Re: [patch] Loop distribution for single nested loops
- From: Diego Novillo <dnovillo at google dot com>
- To: Sebastian Pop <sebpop at gmail dot com>
- Cc: "GCC Patches" <gcc-patches at gcc dot gnu dot org>
- Date: Wed, 3 Oct 2007 08:49:11 -0400
- Subject: Re: [patch] Loop distribution for single nested loops
- References: <cb9d34b20709121139u576b817djbd49dad9dd79eabd@mail.gmail.com>
On 12-Sep-07, at 14:39 , Sebastian Pop wrote:
> I ran into several problems while implementing this pass, and
> after having discussed with Richi here at the SuSE conf, we concluded
> that there should be a better solution for the following code in the
> tree-vectorizer.c, where we reset the pending stmts that otherwise
> cause memory corruption.
>
> redirect_edge_and_branch_force (e, new_loop->header);
> PENDING_STMT (e) = NULL;
>
> The code that builds the stmt list in the pending stmts is in
> ssa_redirect_edge.
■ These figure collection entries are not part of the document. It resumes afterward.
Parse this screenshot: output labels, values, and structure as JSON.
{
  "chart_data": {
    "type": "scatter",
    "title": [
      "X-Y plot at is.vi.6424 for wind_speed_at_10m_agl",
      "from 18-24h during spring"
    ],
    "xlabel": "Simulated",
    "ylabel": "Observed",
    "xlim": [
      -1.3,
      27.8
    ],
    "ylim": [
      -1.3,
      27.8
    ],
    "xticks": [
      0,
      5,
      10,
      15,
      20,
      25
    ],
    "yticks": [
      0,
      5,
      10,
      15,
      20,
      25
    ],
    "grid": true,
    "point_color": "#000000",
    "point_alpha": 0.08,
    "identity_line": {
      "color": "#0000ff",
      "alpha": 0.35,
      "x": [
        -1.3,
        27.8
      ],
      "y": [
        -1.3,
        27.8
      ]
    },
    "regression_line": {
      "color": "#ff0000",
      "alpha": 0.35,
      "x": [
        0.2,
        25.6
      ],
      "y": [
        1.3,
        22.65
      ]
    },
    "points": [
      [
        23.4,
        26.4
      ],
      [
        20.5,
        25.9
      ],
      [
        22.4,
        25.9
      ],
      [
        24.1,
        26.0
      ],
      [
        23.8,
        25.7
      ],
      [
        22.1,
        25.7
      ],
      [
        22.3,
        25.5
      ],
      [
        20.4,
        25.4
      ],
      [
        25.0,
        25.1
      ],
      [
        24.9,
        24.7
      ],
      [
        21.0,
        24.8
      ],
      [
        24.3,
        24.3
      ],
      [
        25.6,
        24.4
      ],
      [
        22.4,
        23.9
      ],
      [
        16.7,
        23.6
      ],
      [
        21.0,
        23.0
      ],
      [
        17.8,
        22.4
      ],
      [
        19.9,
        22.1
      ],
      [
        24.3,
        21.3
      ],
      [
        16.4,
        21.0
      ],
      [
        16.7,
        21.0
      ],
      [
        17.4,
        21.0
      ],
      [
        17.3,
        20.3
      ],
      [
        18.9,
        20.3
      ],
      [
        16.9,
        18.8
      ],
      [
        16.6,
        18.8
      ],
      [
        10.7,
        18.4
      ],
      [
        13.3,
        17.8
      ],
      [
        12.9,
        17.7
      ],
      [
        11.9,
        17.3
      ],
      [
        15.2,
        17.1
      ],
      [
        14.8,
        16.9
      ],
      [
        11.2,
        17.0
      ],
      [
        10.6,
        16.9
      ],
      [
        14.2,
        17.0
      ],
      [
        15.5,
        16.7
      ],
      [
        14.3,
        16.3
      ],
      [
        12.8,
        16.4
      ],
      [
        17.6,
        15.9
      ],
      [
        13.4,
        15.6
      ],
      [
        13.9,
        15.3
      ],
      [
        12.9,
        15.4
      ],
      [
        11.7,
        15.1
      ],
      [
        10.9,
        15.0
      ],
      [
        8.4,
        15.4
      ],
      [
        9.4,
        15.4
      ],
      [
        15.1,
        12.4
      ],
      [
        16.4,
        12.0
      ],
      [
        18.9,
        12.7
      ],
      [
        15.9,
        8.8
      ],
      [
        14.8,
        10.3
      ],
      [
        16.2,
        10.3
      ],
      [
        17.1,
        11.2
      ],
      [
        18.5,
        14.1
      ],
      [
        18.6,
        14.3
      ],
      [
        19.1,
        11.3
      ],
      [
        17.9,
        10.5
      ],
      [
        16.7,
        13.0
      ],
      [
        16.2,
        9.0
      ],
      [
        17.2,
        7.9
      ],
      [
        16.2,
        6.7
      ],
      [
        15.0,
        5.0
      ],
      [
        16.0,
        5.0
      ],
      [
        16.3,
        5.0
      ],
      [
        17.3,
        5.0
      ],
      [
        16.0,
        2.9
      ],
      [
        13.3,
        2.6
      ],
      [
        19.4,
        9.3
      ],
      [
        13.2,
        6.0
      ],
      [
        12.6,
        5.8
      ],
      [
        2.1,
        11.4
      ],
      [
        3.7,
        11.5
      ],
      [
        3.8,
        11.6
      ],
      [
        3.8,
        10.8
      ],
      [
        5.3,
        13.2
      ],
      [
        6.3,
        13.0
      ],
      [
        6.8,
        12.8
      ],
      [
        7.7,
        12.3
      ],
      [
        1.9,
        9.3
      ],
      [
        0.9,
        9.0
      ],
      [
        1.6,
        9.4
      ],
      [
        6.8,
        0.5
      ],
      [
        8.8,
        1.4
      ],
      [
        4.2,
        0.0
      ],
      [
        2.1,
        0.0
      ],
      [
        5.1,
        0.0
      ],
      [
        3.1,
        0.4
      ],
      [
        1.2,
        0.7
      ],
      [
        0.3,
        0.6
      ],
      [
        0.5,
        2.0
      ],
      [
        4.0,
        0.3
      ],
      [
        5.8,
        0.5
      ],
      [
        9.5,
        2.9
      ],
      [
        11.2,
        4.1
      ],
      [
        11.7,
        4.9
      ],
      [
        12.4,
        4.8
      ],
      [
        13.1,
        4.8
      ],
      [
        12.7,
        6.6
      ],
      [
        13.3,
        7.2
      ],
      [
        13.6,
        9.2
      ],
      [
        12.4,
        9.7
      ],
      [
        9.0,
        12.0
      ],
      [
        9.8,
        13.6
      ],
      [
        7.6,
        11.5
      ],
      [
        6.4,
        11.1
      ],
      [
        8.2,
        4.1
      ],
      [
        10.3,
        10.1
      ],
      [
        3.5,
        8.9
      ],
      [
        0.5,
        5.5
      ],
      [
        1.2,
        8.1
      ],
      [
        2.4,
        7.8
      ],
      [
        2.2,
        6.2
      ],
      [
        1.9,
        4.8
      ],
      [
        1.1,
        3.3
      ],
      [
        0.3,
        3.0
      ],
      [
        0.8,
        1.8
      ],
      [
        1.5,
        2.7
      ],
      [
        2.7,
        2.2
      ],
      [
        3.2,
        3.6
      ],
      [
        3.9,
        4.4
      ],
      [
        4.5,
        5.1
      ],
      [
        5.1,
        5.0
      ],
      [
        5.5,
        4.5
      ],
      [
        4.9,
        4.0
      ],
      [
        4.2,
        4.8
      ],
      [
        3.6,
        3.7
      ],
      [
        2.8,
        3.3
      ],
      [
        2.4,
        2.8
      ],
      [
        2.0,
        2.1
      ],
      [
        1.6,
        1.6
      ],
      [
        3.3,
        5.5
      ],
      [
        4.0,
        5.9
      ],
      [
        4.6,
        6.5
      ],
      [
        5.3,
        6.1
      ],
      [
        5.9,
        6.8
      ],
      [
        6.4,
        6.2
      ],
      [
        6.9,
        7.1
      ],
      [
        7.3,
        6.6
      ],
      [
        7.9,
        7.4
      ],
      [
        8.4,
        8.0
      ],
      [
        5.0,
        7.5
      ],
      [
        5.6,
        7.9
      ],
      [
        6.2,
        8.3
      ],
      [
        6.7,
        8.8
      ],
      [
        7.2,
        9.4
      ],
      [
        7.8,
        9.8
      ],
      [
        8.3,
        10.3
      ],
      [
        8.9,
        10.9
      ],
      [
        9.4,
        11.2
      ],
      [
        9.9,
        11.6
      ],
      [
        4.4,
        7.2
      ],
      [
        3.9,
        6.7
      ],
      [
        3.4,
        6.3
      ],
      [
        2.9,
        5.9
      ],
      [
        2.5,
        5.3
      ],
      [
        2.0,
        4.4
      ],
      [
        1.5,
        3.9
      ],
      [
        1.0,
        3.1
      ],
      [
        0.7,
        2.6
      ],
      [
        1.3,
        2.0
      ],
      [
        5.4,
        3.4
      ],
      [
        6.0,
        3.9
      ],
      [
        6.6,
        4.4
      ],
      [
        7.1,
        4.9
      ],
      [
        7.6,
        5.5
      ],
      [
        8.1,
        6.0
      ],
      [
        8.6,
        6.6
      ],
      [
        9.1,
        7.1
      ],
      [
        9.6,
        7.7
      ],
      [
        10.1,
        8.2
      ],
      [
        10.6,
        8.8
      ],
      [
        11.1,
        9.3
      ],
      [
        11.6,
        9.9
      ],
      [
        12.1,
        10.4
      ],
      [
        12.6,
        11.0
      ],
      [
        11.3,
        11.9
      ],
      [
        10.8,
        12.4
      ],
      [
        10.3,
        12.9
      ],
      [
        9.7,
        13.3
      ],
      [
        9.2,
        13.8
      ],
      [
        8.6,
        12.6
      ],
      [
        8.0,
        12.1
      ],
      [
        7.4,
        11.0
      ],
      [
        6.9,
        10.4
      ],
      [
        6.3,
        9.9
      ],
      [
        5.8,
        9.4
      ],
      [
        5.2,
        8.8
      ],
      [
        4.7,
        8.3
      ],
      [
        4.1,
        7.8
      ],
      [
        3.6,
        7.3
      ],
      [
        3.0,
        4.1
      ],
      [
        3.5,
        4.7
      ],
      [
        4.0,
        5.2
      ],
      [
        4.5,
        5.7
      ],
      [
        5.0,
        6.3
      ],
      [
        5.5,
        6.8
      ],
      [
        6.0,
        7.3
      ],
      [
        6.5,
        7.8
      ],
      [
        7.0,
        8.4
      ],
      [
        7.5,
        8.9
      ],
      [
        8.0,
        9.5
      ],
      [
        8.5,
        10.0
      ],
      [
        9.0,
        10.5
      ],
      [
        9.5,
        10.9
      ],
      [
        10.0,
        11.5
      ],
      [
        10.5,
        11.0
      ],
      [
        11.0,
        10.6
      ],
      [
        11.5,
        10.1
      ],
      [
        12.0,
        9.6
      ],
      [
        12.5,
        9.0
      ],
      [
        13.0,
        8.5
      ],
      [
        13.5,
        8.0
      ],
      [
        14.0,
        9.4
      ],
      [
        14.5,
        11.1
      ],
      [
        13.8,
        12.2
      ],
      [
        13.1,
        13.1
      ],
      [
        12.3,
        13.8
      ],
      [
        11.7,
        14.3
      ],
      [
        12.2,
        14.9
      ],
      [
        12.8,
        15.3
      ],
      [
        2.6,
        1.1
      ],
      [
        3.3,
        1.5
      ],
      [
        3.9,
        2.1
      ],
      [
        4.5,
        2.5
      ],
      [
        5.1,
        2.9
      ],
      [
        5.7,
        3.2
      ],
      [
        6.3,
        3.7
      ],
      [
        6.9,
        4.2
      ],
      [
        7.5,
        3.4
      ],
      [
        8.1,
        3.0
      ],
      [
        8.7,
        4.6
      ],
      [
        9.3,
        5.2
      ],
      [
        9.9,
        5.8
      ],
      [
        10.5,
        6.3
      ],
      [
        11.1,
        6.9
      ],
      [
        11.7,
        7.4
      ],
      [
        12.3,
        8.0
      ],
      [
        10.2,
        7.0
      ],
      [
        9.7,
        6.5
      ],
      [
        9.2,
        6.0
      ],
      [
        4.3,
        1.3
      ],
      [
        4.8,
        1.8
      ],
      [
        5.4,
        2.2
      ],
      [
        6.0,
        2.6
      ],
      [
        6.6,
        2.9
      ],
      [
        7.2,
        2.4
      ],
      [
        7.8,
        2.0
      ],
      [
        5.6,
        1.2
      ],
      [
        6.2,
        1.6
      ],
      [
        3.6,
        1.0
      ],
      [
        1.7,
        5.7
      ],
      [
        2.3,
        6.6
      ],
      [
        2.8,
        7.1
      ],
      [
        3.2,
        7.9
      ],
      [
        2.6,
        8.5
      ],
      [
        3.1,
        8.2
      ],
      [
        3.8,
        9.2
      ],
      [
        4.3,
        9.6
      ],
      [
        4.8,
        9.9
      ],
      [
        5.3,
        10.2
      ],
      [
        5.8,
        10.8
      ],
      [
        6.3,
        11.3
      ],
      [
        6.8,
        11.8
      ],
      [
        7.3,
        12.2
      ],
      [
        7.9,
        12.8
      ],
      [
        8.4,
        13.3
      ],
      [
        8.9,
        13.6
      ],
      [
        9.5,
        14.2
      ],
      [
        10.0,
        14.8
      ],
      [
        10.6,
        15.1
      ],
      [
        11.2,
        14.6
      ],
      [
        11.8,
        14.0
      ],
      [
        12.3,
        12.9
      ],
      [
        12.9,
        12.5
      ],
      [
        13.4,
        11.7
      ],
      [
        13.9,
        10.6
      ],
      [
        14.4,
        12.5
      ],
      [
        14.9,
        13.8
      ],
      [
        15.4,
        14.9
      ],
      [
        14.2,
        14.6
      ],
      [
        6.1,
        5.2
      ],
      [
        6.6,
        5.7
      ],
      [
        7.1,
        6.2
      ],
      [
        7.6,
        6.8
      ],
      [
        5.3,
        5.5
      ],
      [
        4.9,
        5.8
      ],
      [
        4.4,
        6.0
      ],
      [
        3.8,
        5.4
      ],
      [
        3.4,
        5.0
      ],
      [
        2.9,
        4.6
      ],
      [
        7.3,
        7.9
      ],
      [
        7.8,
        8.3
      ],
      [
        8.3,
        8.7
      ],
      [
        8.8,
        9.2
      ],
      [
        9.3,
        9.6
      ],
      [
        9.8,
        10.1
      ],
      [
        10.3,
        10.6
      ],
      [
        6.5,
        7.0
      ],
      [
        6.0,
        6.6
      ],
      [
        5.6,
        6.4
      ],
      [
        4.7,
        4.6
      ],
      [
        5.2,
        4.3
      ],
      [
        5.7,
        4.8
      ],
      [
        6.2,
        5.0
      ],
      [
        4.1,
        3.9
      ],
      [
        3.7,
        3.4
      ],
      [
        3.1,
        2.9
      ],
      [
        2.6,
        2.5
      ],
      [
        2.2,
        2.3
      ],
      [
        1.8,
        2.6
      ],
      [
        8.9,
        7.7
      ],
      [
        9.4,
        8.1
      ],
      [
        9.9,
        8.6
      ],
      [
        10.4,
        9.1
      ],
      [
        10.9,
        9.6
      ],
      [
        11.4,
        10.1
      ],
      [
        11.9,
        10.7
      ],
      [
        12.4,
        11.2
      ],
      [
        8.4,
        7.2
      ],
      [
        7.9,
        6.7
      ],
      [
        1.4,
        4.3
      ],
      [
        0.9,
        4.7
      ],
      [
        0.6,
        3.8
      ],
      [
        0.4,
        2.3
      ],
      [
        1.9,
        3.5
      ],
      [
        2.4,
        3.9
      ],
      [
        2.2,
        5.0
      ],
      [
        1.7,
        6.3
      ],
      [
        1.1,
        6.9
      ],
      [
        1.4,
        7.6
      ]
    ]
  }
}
The code from this pending list is supposed to
> be inserted later by flush_pending_stmts, but in this particular case
> there are more phi nodes than arguments in the pending stmt list,
> that causes an ICE if flush is called.
I think Aldy was having trouble with this code when implementing
a replacement for the code that uses PENDING_STMT to store SSA
name mappings instead of statements. Aldy?
> The patch passes the bootstrap stage1 on i686-linux.
> Okay for trunk if we fix the remaining fails?
I like this pass. Would it make sense to enable this pass by
default? Or enable it only with the vectorizer/parallelizer? I
think this is something we could at least enable at -O3.
Before comitting the pass, I think it would be very useful to
enable it by default at -O2 and do a full bootstrap/test cycle,
that will help you shake the most obvious bugs.
Once that's done, I would enable it at -O3 by default.
> +/* Returns true if PARTITION contains a computation that can be
> + splitted out. */
s/splitted/split/
> + for (i = 0; VEC_iterate (rdgc, components, i, x); i++)
> + if (x->num == c)
> + return false;
How about keeping a pointer-set/bitmap/hashtable as index on the
side?
> +#if 0
> +/* Check that PRODUCER and CONSUMERS are in LOOP. */
No #if0 code, please.
> +
> + rdg = build_rdg (loop);
This is more of a comment about build_rdg() than this code. The
creation of the graph seems slow. When you build the rdg edges,
wouldn't it be quicker to have the vertices of the graph in a
pointer map instead of having to resort to the linear scan?
I'm referring to tree-data-ref.c:find_vertex_for_stmt.